The Brexit Referendum in 2016 was the most significant political event for 50 years, arguably even for centuries.
Setting aside the subsequent polarisation of opinion and society to levels greater than during the debate, it asserted the power of the people to give instructions to their Government, whoever it might be. This will ring in the ears of politicians for decades to come.
The tortuous process of delivering on the people’s decision is now over. That process exposed many weaknesses in our political system. The Time Party has proposals for ensuring those failings do not haunt us again.
But the process is not complete. Finalising the terms of the exit is a task with much as yet unfinished business.
The Time Party is intrinsically committed to democracy Therefore in our opinion a full, clean Brexit should be delivered.
This includes complete and unequivocal control of our borders, laws, trade and especially our economy.
UK – EU relationship
Ideally, a bespoke bilateral Free Trade Agreement (FTA) will be successfully negotiated, signed, ratified and put into effect prior to the UK’s departure from the European Union.
The weaknesses of the existing Canada – EU deal (CETA) have been exposed, with Canadian exports being hampered and hindered, while opening up Canada to more EU imports which are damaging their domestic sectors.
Therefore if no FTA deal is forthcoming, TIME believes that the UK should opt for a World Trade Organisation (WTO) style arrangement, such as exists between the largest exporting countries to the EU – China, the United States and Russia. Notably the first two export a higher value of goods and services to the EU than we do.
Opportunities going forward
50 countries around the world have offered the UK the opportunity of Free Trade Arrangements. The largest of these is the USA and the smallest the Maldives. On its own the USA has a larger economy than the EU and the combined economies of these 50 countries amount to almost four times the economy of the EU.
90% of global economic growth is occurring outside the EU and we want Britain to capture some of that growth for itself.
Whilst we will retain many of the advances in regulatory oversight and human development issues, which have been made during the period of our membership of the European Union, we will seek to effect a far more efficient economy via the abolition or reform of significant EU-derived legislation.

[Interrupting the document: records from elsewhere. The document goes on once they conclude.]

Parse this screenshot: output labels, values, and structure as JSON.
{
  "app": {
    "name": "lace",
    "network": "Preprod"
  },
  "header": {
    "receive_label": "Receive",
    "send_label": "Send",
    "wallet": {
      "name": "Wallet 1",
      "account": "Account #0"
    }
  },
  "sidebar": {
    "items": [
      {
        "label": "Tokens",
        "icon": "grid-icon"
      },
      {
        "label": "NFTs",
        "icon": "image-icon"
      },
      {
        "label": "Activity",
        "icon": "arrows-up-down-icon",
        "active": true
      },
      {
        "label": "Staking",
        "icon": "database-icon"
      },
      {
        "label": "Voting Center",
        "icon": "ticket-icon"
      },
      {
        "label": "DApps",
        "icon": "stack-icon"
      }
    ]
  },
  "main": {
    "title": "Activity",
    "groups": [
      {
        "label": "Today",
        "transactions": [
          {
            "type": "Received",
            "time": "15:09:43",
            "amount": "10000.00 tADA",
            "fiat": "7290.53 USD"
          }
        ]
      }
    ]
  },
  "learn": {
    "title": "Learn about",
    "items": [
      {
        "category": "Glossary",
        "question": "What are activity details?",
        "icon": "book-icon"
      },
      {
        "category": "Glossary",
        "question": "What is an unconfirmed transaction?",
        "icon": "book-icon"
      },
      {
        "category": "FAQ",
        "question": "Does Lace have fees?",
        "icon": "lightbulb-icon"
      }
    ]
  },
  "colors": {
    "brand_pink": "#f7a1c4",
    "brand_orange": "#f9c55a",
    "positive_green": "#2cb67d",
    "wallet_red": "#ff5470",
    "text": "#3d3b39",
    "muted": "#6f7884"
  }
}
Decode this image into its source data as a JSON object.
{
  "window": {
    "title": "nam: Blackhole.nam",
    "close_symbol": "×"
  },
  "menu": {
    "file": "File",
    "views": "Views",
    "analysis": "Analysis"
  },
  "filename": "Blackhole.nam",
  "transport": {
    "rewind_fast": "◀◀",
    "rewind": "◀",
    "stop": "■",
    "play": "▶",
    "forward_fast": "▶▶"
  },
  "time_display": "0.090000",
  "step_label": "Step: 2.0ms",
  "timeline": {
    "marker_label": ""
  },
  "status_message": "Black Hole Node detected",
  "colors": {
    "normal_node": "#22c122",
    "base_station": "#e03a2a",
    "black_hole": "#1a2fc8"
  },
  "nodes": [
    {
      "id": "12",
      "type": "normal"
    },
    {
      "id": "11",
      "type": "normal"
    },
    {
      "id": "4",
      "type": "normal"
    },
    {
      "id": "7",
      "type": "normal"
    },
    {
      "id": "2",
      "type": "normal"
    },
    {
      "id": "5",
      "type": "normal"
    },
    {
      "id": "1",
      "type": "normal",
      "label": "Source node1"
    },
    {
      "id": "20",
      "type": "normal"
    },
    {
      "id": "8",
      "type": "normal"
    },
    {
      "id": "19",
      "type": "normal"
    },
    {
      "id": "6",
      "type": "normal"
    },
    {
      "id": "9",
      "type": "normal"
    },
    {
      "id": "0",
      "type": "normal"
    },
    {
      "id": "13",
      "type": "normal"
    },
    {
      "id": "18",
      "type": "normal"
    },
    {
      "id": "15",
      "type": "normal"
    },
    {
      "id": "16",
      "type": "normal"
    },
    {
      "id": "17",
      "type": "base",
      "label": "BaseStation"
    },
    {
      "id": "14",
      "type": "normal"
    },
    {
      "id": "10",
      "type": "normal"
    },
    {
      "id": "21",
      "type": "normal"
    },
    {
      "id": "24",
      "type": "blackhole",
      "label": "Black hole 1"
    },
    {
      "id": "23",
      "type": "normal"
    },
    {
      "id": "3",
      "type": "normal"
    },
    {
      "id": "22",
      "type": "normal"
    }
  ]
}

Much of this legislation originated at supra-national level, via global bodies of which the UK is already a member, and has been put in place in other countries outside the European Union. We would still have adopted many of these standards regardless of EU membership because the UK is already a member of dozens of international bodies, such as the International Organization for Standardization (ISO), the International Labour Organization (ILO), the Codex Alimentarius Commission and the Financial Stability Board (FSB).
Above all, we must stand firm in the upcoming negotiations. We must not grant concessions on critical issues such as fishing rights. We must show that we are prepared to go it alone. It is by that route, and that route alone, that we will succeed in achieving any agreement with the EU.